Sunday, June 29, 2014

A Disadvantage of Auto-Cloud Backup

I was not paying attention to my knitting, as my grandmother might have said.

I was updating a school to-do list in Evernote on my phone: assignment due dates, ideas for new classes, websites that I copied but not had gotten around to viewing yet, and so on. The digital detritus of a modern working guy. The "Cloud" ties the Evernote app into my phone, iPad, home PC and Mac and the various desktops at school offices and labs. I have categories for school, home, and garden; a quote list (I write them down as I see them); a daily to-do list; a list of books I want to read and I list of books I have read during the current year.

At this time of the year, the school list has been pared down to essentials: to-dos I want to complete during the summer and to-dos I want to take up in the fall. Still, there were more than two-dozen items on the note. I was rushed one night, multitasking, and made one too many clicks. The entire file was highlighted (select-all is always a dangerous choice) in a pale blue box with one click, and the next quick key stroke replaced the entire list with the single letter, "r".

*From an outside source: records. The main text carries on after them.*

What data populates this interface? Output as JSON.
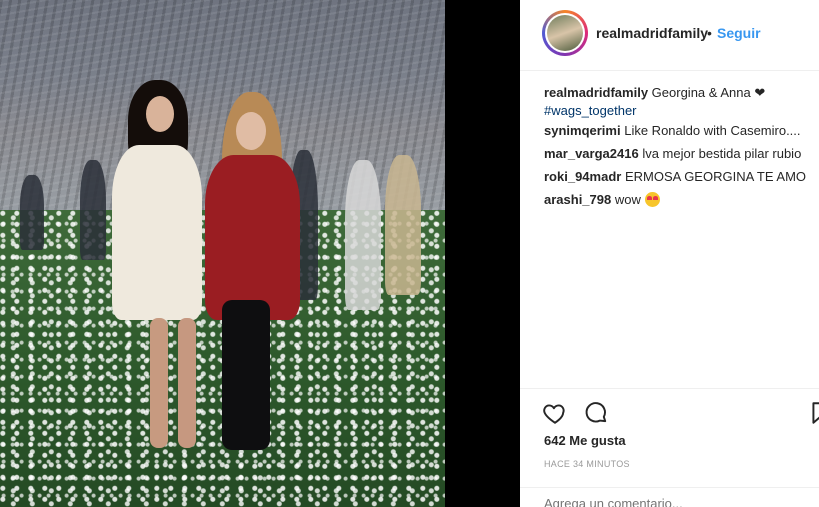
{
  "post": {
    "username": "realmadridfamily",
    "separator": "•",
    "follow_label": "Seguir",
    "caption_text": "Georgina & Anna",
    "caption_emoji": "❤",
    "hashtag": "#wags_together"
  },
  "comments": [
    {
      "user": "synimqerimi",
      "text": "Like Ronaldo with Casemiro...."
    },
    {
      "user": "mar_varga2416",
      "text": "lva mejor bestida pilar rubio"
    },
    {
      "user": "roki_94madr",
      "text": "ERMOSA GEORGINA TE AMO"
    },
    {
      "user": "arashi_798",
      "text": "wow"
    }
  ],
  "actions": {
    "likes_label": "642 Me gusta",
    "time_label": "HACE 34 MINUTOS",
    "add_comment_placeholder": "Agrega un comentario..."
  },
  "icons": {
    "like": "heart-icon",
    "comment": "comment-icon",
    "save": "bookmark-icon",
    "emoji": "heart-eyes-emoji"
  },
  "colors": {
    "link_blue": "#3897f0",
    "hashtag_blue": "#003569",
    "text": "#262626",
    "muted": "#999999",
    "divider": "#efefef"
  }
}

Gone. Everything. Was. Gone.

I looked around for the salvation of an "Undo" icon -- no icon. I knew if I closed the file, the information (as little as there was) would be uploaded to the Cloud (handy automatic feature that) and the lower case "r" would replace two years of ideas. And, no, there had been no print-out backup. Instead, I fired up another machine in another room and signed into Evernote from there. As I suspected, the earlier file had not yet been updated across the system (the first computer file was still open), so I forced a sync with the Cloud to keep the file from the second machine rather than the r-file. The sync was complete. All was saved, sort of.

What I had were two competing files with the same name on two different machines. Eventually there was going to be a problem. Rather than hope for the best, never a good idea when working with technology, I renamed the second school file as "School 2014-15" and re-synced. Again, successful. So I had the original school file and the second, renamed file.

I turned back to the phone and when I clicked off the file screen, as I suspected, the "r-file" was uploaded as "School" and populated all devices. The Cloud is very thorough. But, I had my original work, other than some rushed tweaking, under the name of the new file, "School 2014-15." I also had the file, "School" with a lone "r" in it. I think I will keep it as a reminder for a while

Losing the original file would not have been the end of the world. I would have eventually recreated the items. But, an absent-minded slip of attention and errant keystroke would have cost me time and anxiety. In an earlier generation, I would have said this was a lesson about backing up, but it's not really -- backing up is an automatic process today. Instead this a story about slowing down, paying attention to your knitting, and then when digital disaster strikes, trying to stay calm and keep on computing.